Le sire de Roulans était marié depuis quelques mois à peine à la dame Angèle, lorsqu'il dut partir pour la guerre sainte. Angèle désolée demeura seule au château. Elle reçut de son mari deux ou trois fois d'assez bonnes nouvelles, mais voilà qu'un jour, après un long silence, l'écuyer revint seul et annonça que dans une grande bataille livrée sous les murs de Jérusalem, son maître disparut et que toutes les recherches faites pour le retrouver par ses gens avaient été vaines.
Le désespoir d'Angèle fut extrême, et l'on craignit pour ses jours. Toutefois, le temps ayant peu à peu calmé sa douleur, son cœur se reprit à la vie et elle reparut dans le monde avec tout l'éclat de sa beauté. De nombreux prétendants briguèrent sa main. Longtemps elle résista; mais à la fin, elle consentit à épouser le seigneur de Laissey, son voisin, qui avait su lui inspirer une profonde sympathie. Le mariage fut célébré pompeusement dans la chapelle de château. Après le repas somptueux qui suivit la cérémonie nuptiale et au moment où les nouveaux époux allaient se retirer dans leurs appartements, un grand bruit se fit entendre à la porte du château. C'était un inconnu fort mal en point, paraissant recru d'âge, de fatigue et de misère, qui voulait entrer dans le manoir malgré la résistance des varlets.
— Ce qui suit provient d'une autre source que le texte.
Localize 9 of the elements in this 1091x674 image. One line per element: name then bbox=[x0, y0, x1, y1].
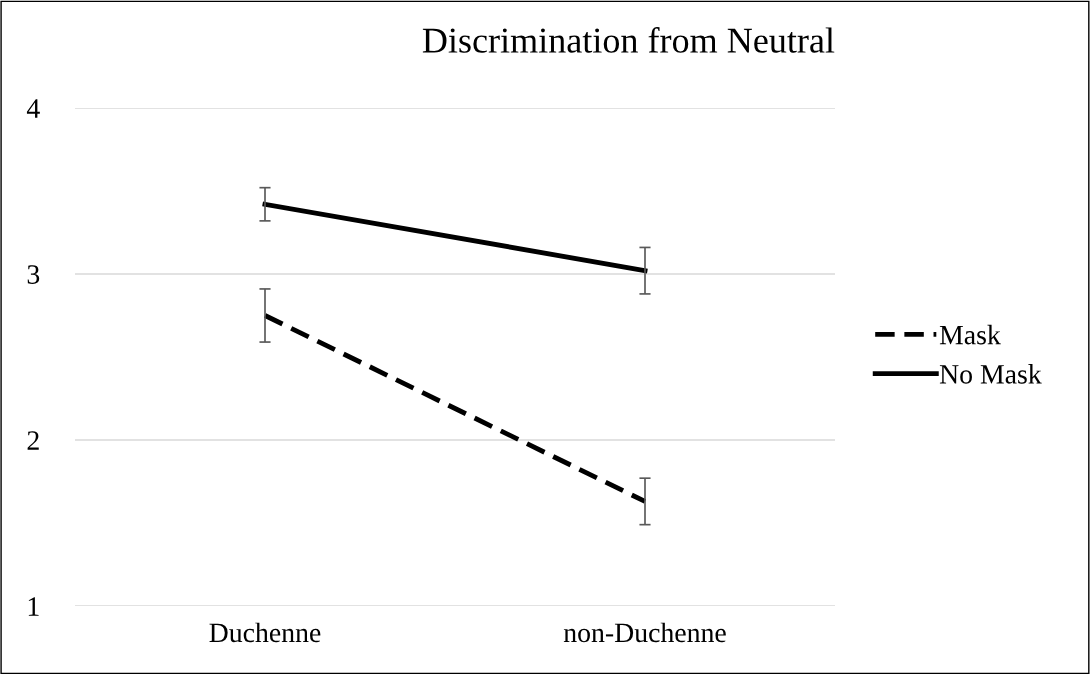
y-tick-label: 3 bbox=[27, 265, 40, 284]
legend-label: Mask bbox=[939, 324, 1001, 345]
y-tick-label: 2 bbox=[27, 431, 39, 450]
x-tick-label: non-Duchenne bbox=[563, 622, 726, 643]
x-tick-label: Duchenne bbox=[209, 622, 321, 643]
y-tick-label: 4 bbox=[26, 99, 40, 118]
y-tick-label: 1 bbox=[28, 597, 39, 616]
legend-label: No Mask bbox=[939, 364, 1042, 384]
chart-title: Discrimination from Neutral bbox=[422, 27, 835, 53]
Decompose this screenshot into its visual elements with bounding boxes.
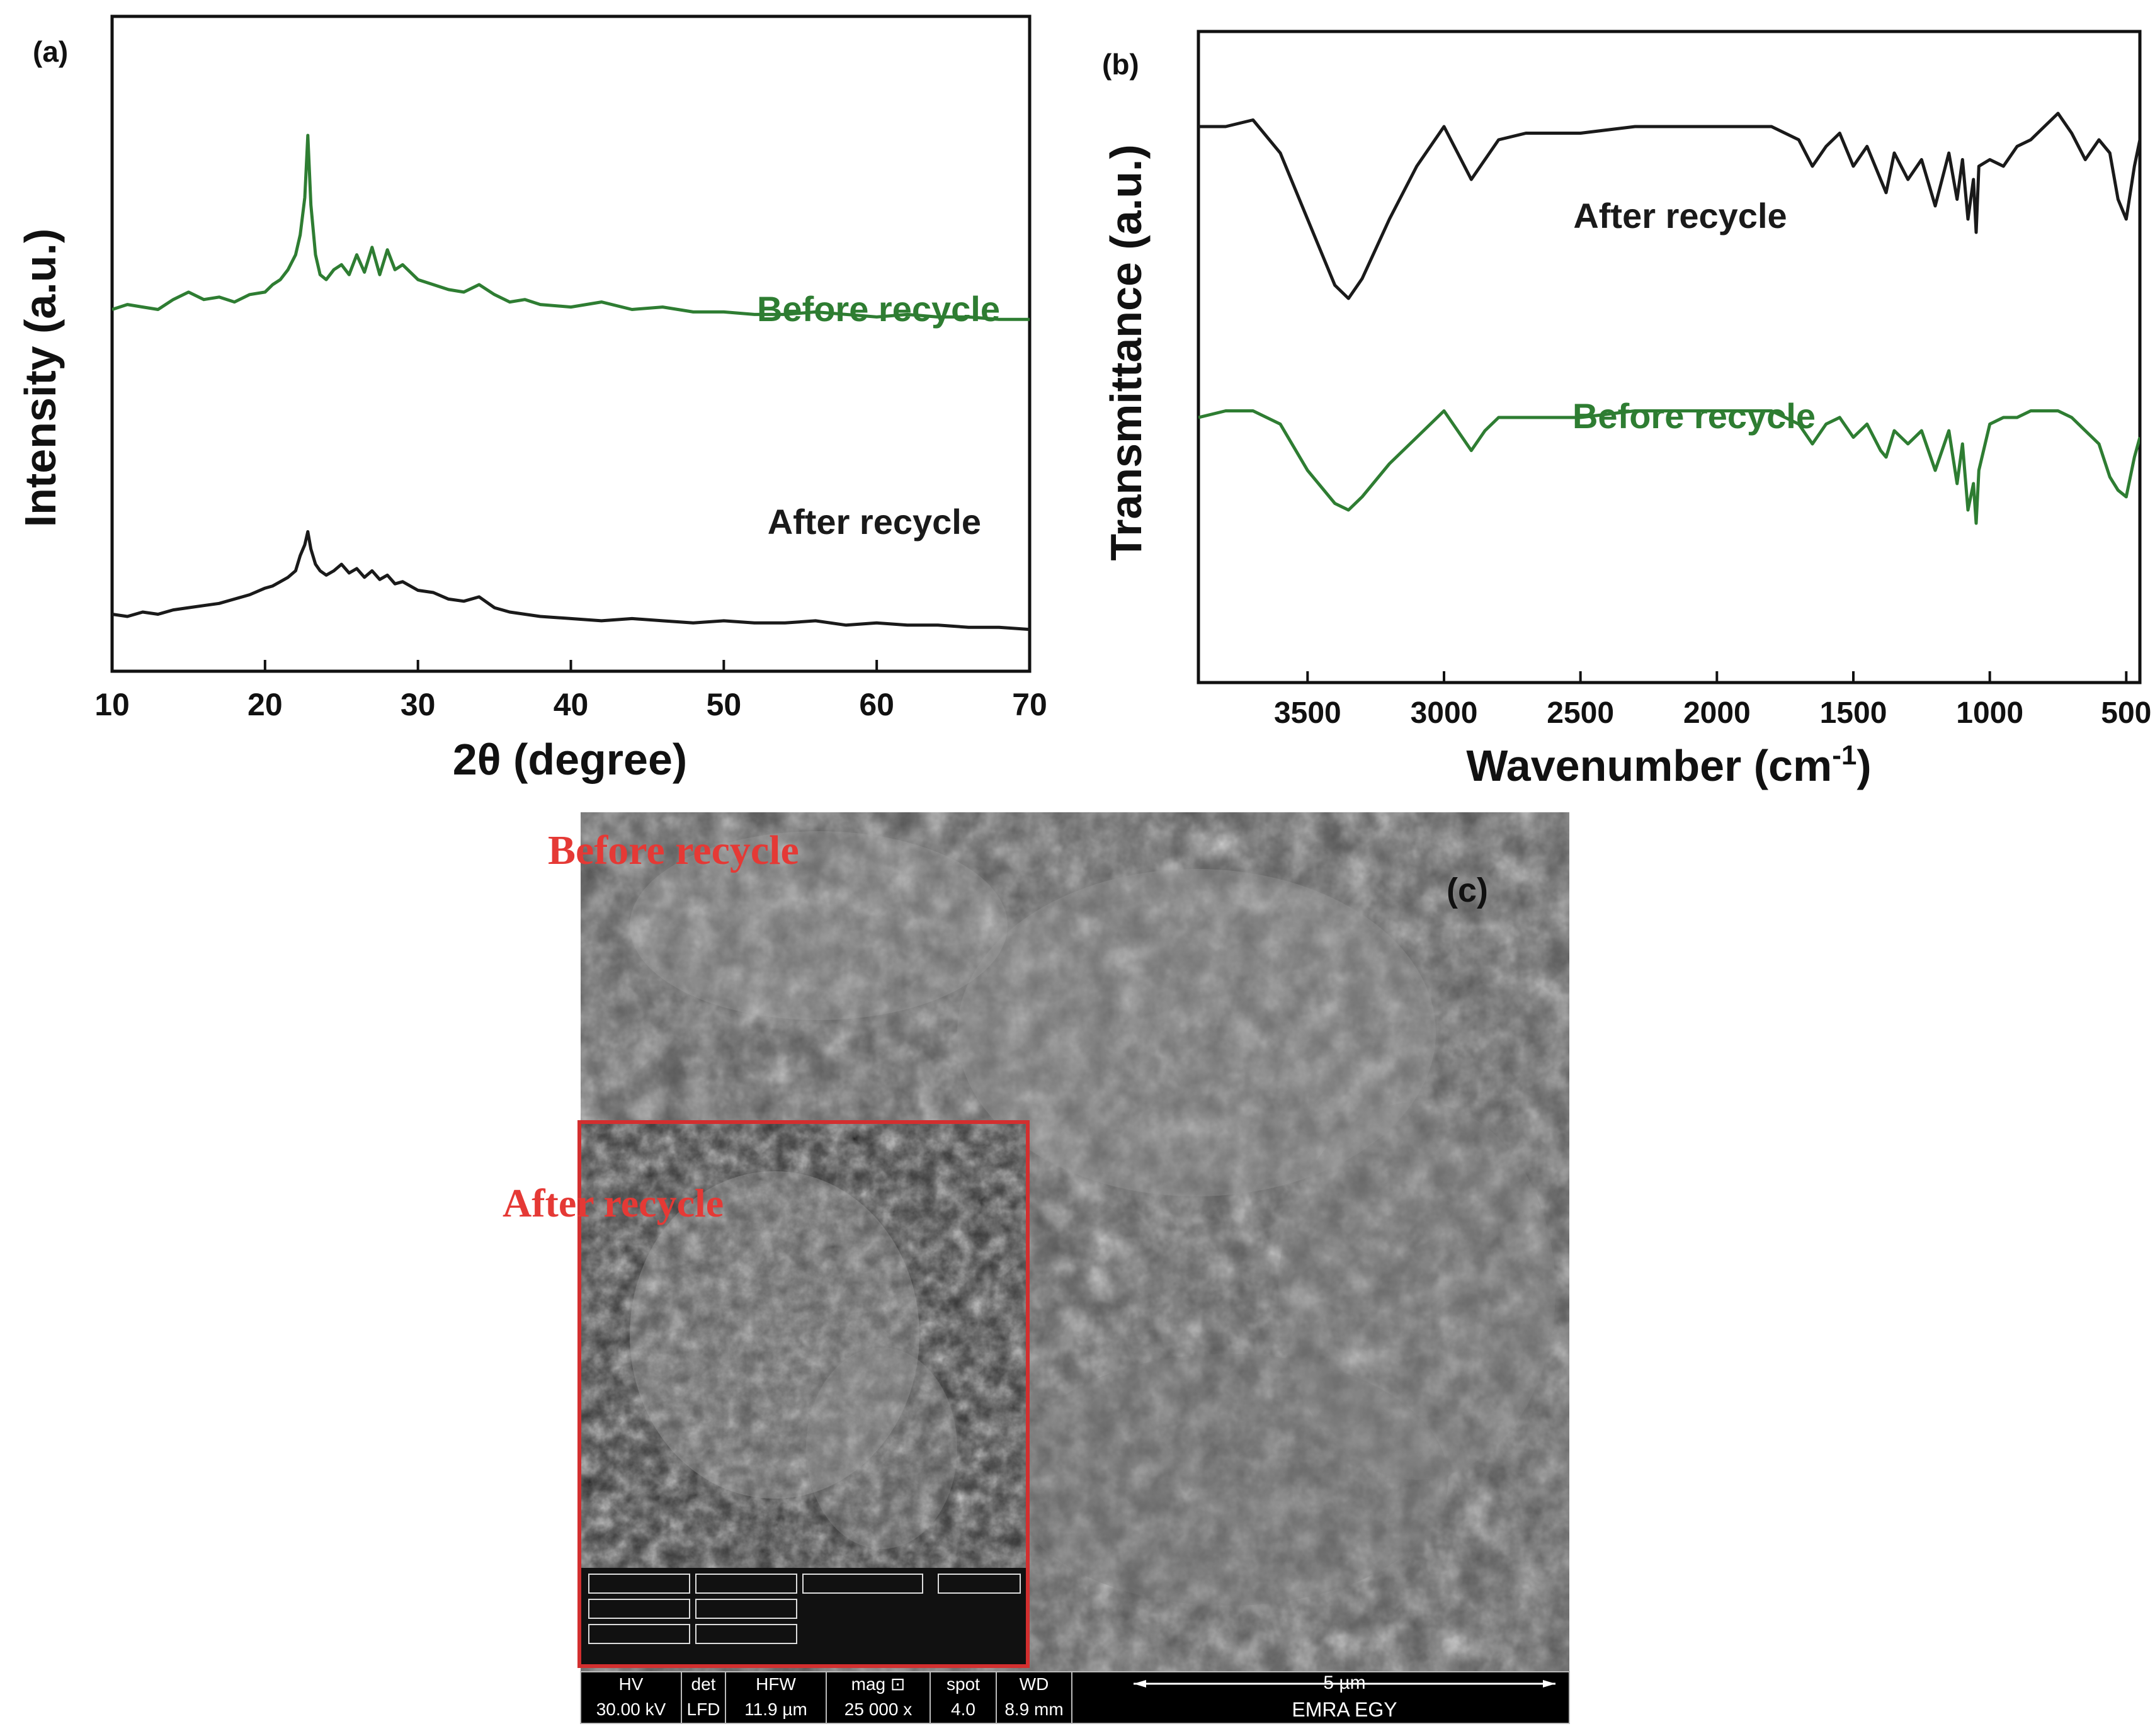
x-tick-label-a: 20 — [247, 687, 283, 722]
y-axis-label-b: Transmittance (a.u.) — [1101, 144, 1151, 560]
ftir-chart: (b) 3500 3000 2500 2000 1500 1000 500 After re… — [1101, 30, 2151, 790]
x-tick-label-b: 1500 — [1820, 696, 1887, 730]
x-tick-label-a: 30 — [401, 687, 436, 722]
databar-value: LFD — [687, 1699, 720, 1719]
inset-border — [577, 1120, 1030, 1668]
annotation-after-recycle-b: After recycle — [1573, 196, 1787, 235]
x-tick-label-a: 50 — [707, 687, 742, 722]
xrd-chart: (a) 10 20 30 40 50 60 70 Before recycle After … — [16, 14, 1047, 784]
panel-label-b: (b) — [1102, 48, 1139, 81]
databar-value: 8.9 mm — [1004, 1699, 1063, 1719]
databar-header: HV — [619, 1674, 644, 1694]
databar-value: 4.0 — [951, 1699, 975, 1719]
panel-label-c: (c) — [1447, 871, 1488, 909]
x-axis-label-b: Wavenumber (cm-1) — [1466, 740, 1871, 790]
sem-panel: (c) Before recycle After recycle HV 30.00… — [503, 812, 1570, 1724]
lab-name: EMRA EGY — [1292, 1698, 1397, 1721]
x-tick-label-a: 10 — [94, 687, 130, 722]
x-tick-label-b: 1000 — [1956, 696, 2023, 730]
databar-header: det — [691, 1674, 716, 1694]
annotation-after-recycle-a: After recycle — [768, 502, 981, 542]
series-line-a-after-recycle — [112, 530, 1030, 632]
caption-before-recycle: Before recycle — [548, 827, 799, 873]
databar-value: 30.00 kV — [596, 1699, 666, 1719]
x-axis-b: 3500 3000 2500 2000 1500 1000 500 — [1274, 671, 2151, 730]
x-tick-label-b: 3000 — [1411, 696, 1478, 730]
databar-value: 11.9 µm — [744, 1699, 807, 1719]
databar-header: mag ⊡ — [851, 1674, 906, 1694]
x-tick-label-a: 70 — [1012, 687, 1047, 722]
series-group-a — [112, 133, 1030, 632]
scale-label: 5 µm — [1323, 1672, 1365, 1693]
annotation-before-recycle-a: Before recycle — [757, 289, 1000, 329]
x-axis-a: 10 20 30 40 50 60 70 — [94, 660, 1047, 722]
databar-header: spot — [947, 1674, 980, 1694]
plot-frame-b — [1197, 30, 2142, 684]
x-tick-label-b: 2000 — [1683, 696, 1751, 730]
caption-after-recycle: After recycle — [503, 1181, 724, 1225]
databar-header: HFW — [756, 1674, 796, 1694]
x-tick-label-b: 2500 — [1547, 696, 1614, 730]
series-group-b — [1198, 111, 2140, 525]
scale-arrow-right-icon — [1543, 1680, 1555, 1688]
sem-databar: HV 30.00 kV det LFD HFW 11.9 µm mag ⊡ 25 000 x s… — [580, 1671, 1570, 1724]
scale-arrow-left-icon — [1134, 1680, 1146, 1688]
x-tick-label-b: 500 — [2101, 696, 2151, 730]
x-tick-label-b: 3500 — [1274, 696, 1341, 730]
x-axis-label-a: 2θ (degree) — [453, 735, 687, 784]
y-axis-label-a: Intensity (a.u.) — [16, 229, 65, 527]
databar-value: 25 000 x — [844, 1699, 912, 1719]
sem-inset-image — [579, 1122, 1028, 1666]
series-line-b-before-recycle — [1198, 409, 2140, 525]
x-tick-label-a: 60 — [859, 687, 894, 722]
annotation-before-recycle-b: Before recycle — [1572, 396, 1816, 436]
plot-frame-a — [110, 14, 1032, 673]
databar-header: WD — [1020, 1674, 1049, 1694]
series-line-b-after-recycle — [1198, 111, 2140, 300]
series-line-a-before-recycle — [112, 133, 1030, 321]
panel-label-a: (a) — [33, 35, 68, 68]
x-tick-label-a: 40 — [554, 687, 589, 722]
Angèle s'approchant d'une fenêtre, vit cet étranger et envoya son page vers lui pour s'enquérir du motif qui l'amenait. Le vieillard, après avoir questionné l'envoyé de la châtelaine, apprit de lui que la fête que l'on célébrait au château était celle du mariage de la dame de Roulans et du sire de Laissey. Cette nouvelle parut le plonger dans une stupeur profonde. Il demeura muet un instant, puis il tira de son doigt un anneau qu'il remit au page, en le priant de le porter à la châtelaine. Cela fait, il s'éloigna rapidement. Le page revint auprès de dame Angèle, qui, inquiète et troublée par une sorte de pressentiment, attendait son retour avec anxiété. A la vue de cet anneau que lui remit le page, Angèle poussa un grand cri et tomba évanouie: elle avait reconnu l'anneau du sire de Roulans, son premier époux; elle ne pouvait douter qu'il ne fût encore vivant. Le trouble et la confusion qui suivirent cette scène ne peuvent se décrire. Les invités, comme s'ils eussent été eux-mêmes coupables du crime de la châtelaine, se retirèrent la terreur dans l'âme.
Le sire de Laissey, comme pour se laver d'une faute dont il se repentait amèrement de s'être rendu complice, partit pour la croisade et périt bientôt sous le glaive de l'ennemi. Le sire de Roulans disparut sans retour, et alla finir sa vie dans un cloître éloigné. Quant à la pauvre Angèle, elle ne songea plus qu'à obtenir son pardon de Dieu. Elle fit bâtir sur la pointe du rocher qui dominait son château la chapelle que l'on y voit encore aujourd'hui; la tradition ajoute que lorsque le monument fut achevé et que l'autel de la madone fut consacré selon les rites de l'église, Angèle sortit du château, s'agenouilla à la porte d'entrée, et, le corps couvert d'un cilice, monta sur ses genoux jusqu'à la chapelle d'Aigremont, laissant aux ronces les lambeaux de sa chair et teignant de son sang les pierres du chemin. Quand elle arriva au sommet de la montagne, épuisée de fatigue et de douleur, elle tomba morte sur le seuil de la chapelle.